The leading indicators such as market sentiment implies that the Polish economy might decelerate, rather than accelerate further. Private consumption is expected to mainly drive the economic growth in the second half of 2018. Nevertheless, it will most likely not break the 5 percent growth dynamics, noted Erste Group Research in a report. This is because of the flattening of wage growth and employment figures and a slower fall in the jobless rate.
Furthermore, the introduction of the new retirement savings plan next year might furthermore restrict the growth dynamics of consumption in the second half of this year and beyond, stated Erste Group Research. A 2 percent net salary contribution is assumed by the PPK. Given that the savings rate continues to be low, it limits the possible substitution with other voluntary savings, and might restrict the household spending growth in the coming years.

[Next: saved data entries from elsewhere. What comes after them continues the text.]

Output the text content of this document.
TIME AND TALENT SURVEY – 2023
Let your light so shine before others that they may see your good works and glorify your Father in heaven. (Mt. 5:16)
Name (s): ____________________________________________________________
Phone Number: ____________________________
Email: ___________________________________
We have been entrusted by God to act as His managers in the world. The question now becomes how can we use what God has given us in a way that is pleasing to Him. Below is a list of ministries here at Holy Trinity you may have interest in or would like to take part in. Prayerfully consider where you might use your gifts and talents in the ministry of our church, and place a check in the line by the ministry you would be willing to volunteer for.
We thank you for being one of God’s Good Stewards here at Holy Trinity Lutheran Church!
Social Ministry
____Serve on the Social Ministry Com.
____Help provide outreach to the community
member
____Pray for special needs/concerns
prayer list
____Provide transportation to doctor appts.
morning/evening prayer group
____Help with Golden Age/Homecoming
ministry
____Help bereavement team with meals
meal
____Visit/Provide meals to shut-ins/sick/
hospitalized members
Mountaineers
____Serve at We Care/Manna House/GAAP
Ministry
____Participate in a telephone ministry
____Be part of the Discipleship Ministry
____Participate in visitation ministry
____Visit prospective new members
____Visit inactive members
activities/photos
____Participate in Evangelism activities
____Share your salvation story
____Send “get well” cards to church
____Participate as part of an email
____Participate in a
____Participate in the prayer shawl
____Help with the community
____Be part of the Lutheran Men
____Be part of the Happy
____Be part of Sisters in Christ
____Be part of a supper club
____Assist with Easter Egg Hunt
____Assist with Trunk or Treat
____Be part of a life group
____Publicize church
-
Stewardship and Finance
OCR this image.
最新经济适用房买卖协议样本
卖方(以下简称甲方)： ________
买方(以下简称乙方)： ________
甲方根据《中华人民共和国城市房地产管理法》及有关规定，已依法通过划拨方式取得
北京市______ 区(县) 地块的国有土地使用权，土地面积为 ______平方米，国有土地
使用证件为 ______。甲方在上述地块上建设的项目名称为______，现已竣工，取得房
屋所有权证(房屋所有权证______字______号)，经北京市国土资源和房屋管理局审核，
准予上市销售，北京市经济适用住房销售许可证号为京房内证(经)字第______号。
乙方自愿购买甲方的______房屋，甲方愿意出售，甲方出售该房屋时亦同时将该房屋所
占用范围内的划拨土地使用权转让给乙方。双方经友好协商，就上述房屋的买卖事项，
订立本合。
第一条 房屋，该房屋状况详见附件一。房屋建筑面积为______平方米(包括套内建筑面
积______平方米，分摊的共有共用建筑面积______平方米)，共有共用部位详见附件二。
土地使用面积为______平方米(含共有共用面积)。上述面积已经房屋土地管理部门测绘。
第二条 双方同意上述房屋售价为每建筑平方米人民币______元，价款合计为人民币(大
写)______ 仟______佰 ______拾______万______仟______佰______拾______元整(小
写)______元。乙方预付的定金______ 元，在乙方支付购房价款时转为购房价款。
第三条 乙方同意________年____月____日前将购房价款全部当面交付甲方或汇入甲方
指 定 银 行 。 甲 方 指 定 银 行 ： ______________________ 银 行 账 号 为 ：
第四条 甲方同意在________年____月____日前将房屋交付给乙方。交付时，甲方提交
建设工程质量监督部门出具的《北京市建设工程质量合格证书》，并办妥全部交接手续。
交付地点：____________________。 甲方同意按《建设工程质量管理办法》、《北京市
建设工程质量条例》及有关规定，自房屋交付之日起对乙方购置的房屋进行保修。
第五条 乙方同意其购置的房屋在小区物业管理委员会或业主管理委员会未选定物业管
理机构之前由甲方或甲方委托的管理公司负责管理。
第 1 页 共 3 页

In spite of the inflows of EU funds, investment growth in the first half of 2018 was comparatively disappointing and reached 6 percent on average. Furthermore, the growth has been solely, driven by public investment; while private investment continues to be sluggish, dragging the overall growth figure lower compared to what might have been anticipated, given the momentum.
“In consequence, the share of investments to GDP in nominal terms dropped in Poland to around 17 percent (as of 2017) compared to 21 percent for the CEE region. Despite underlying weakness, however, in the coming quarters, the industrial production and construction output data suggests positive growth of investment”, added Erste Group Research.